CLAMPS Realtime Data

Collaborative Lower Atmospheric Mobile Profiling System

CLAMPS (or the Collaborative Lower Atmospheric Mobile Profiling System) was originally envisioned as a deployable boundary layer profiling system that is able to measure profiles of temperature, water vapor, and wind in the lowest several kilometers of the atmosphere at high temporal resolution using a particular combination of instruments. This instrument suite, and more specifically, the dataset derived from these observations, allows the users to identify and quantify significant changes in the atmospheric thermodynamic or dynamic structure. The real-time and continuous observation of these atmospheric properties is useful for characterizing the pre-convection environment for research on convective systems, mesoscale dynamic studies, research on nowcasting and forecasting local weather, technique development for remote sensing, urban meteorology, air quality and chemical weather analyses, research on boundary layer evolution, and other applications. In other words, the system allows for a unique breadth of research topics and applications. At the time of CLAMPS’s inception, no comparable capability existed within the university community or NOAA/OAR, and the CLAMPS system was the first to combine two thermodynamic profiling capabilities. While the three remote sensors that make up the CLAMPS mobile facility have a significant history, integration of the three together is what makes CLAMPS unique and powerful. The CLAMPS platform is made up of three main instruments: a Doppler lidar, a microwave radiometer (MWR), and an atmospheric emitted radiance interferometer (AERI). In addition to these three, CLAMPS also supports surface meteorological observations and a balloon radiosonde system.

CLAMPS is a collaborative effort between the NOAA National Severe Storms Laboratory (NSSL) and the University of Oklahoma (OU) School of Meteorology (SoM). Two CLAMPS facilities are operated by the collaborative team. CLAMPS-1 was funded by the NSF, NSSL, and OU, and was constructed in 2015. CLAMPS-2 was built in early 2016 with funding from NSSL. The CLAMPS facilities are trailer-based systems with their own generators and thus are easily transported to different locations; they can also be operated from shore power.

References

These references provide examples of CLAMPS data applications in published science and/or information about CLAMPS instrumentation and retreivals.

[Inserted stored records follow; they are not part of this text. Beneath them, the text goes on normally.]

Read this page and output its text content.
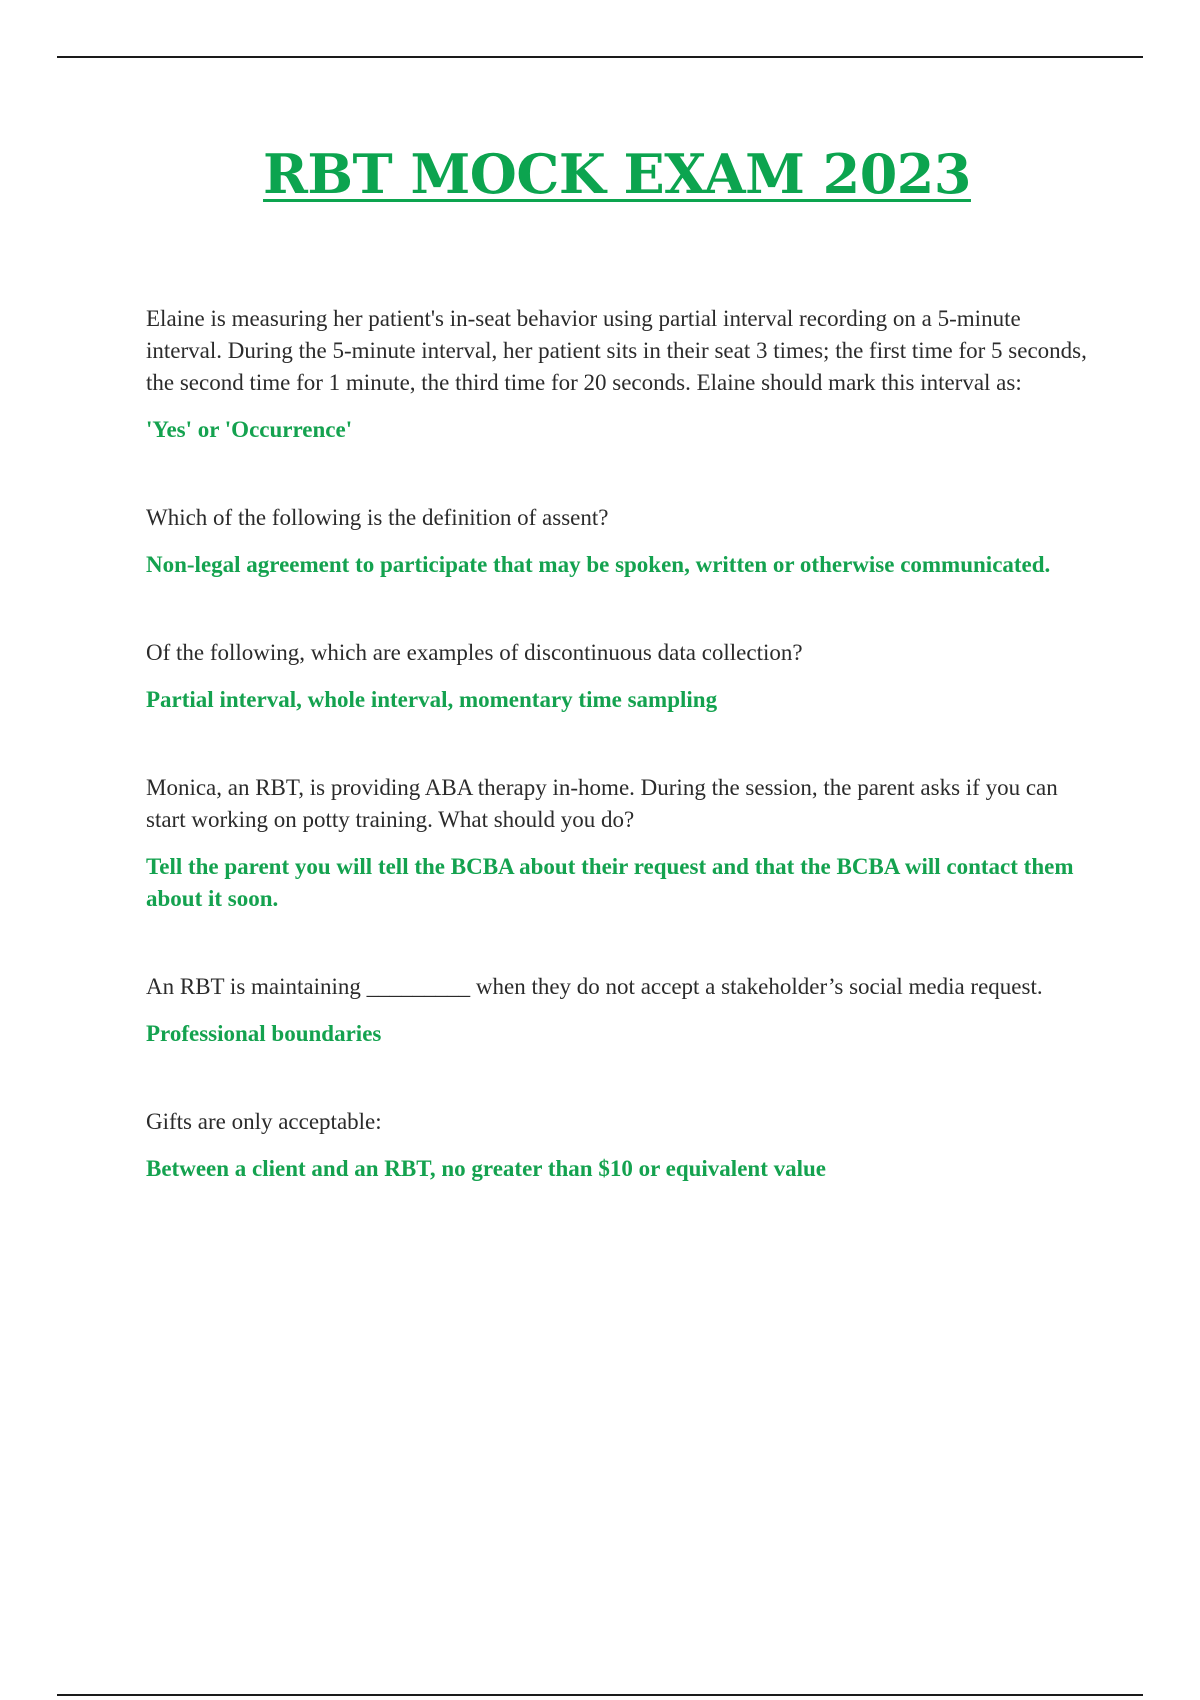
RBT MOCK EXAM 2023

Elaine is measuring her patient's in-seat behavior using partial interval recording on a 5-minute interval. During the 5-minute interval, her patient sits in their seat 3 times; the first time for 5 seconds, the second time for 1 minute, the third time for 20 seconds. Elaine should mark this interval as:

'Yes' or 'Occurrence'

Which of the following is the definition of assent?

Non-legal agreement to participate that may be spoken, written or otherwise communicated.

Of the following, which are examples of discontinuous data collection?

Partial interval, whole interval, momentary time sampling

Monica, an RBT, is providing ABA therapy in-home. During the session, the parent asks if you can start working on potty training. What should you do?

Tell the parent you will tell the BCBA about their request and that the BCBA will contact them about it soon.

An RBT is maintaining _________ when they do not accept a stakeholder’s social media request.

Professional boundaries

Gifts are only acceptable:

Between a client and an RBT, no greater than $10 or equivalent value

  • Degelia, S. K., X. Wang, and D. J. Stensrud, 2019: An Evaluation of the Impact of Assimilating AERI Retrievals, Kinematic Profilers, Rawinsondes, and Surface Observations on a Forecast of a Nocturnal Convection Initiation Event during the PECAN Field Campaign. Mon. Wea. Rev., 147, 2739–2764, https://doi.org/10.1175/MWR-D-18-0423.1.
  • Smith, E. N., J. G. Gebauer, P. M. Klein, E. Fedorovich, and J. A. Gibbs, 2019: The Great Plains Low-Level Jet during PECAN: Observed and Simulated Characteristics. Mon. Wea. Rev., 147, 1845–1869, https://doi.org/10.1175/MWR-D-18-0293.1.
  • Wagner, T. J., P. M. Klein, and D. D. Turner, 2019: A New Generation of Ground-Based Mobile Platforms for Active and Passive Profiling of the Boundary Layer. Bull. Amer. Meteor. Soc., 100, 137–153, https://doi.org/10.1175/BAMS-D-17-0165.1.
  • Geerts, B., and coauthors, 2017: The 2015 Plains Elevated Convection at Night (PECAN) field project. Bull. Amer. Meteor. Soc., 98, 767–786, https://doi.org/10.1175/BAMS-D-15-00257.1.
  • Blumberg, W.G., D.D. Turner, U. Loehnert, and S. Castleberry, 2015: Ground-based temperature and humidity profiling using spectral infrared and microwave observations. Part 2: Actual retrieval performance in clear sky and cloudy conditions. J. Appl. Meteor. Clim., 54, 2305-2319, doi:10.1175/JAMC-D-15-0005.1.
  • Klein, P., T.A. Bonin, J.F. Newman, D.D. Turner, P.B. Chilson, C.E. Wainwright, W.G. Blumberg, S. Mishra, M. Carney, E.P. Jacobsen, S. Wharton, and R.K. Newsom, 2015: LABLE: A multi-institutional, student-led, atmospheric boundary layer experiment. Bull. Amer. Meteo Soc., 96, 1743-1764. doi:10.1175/BAMS-D-13-00267.1.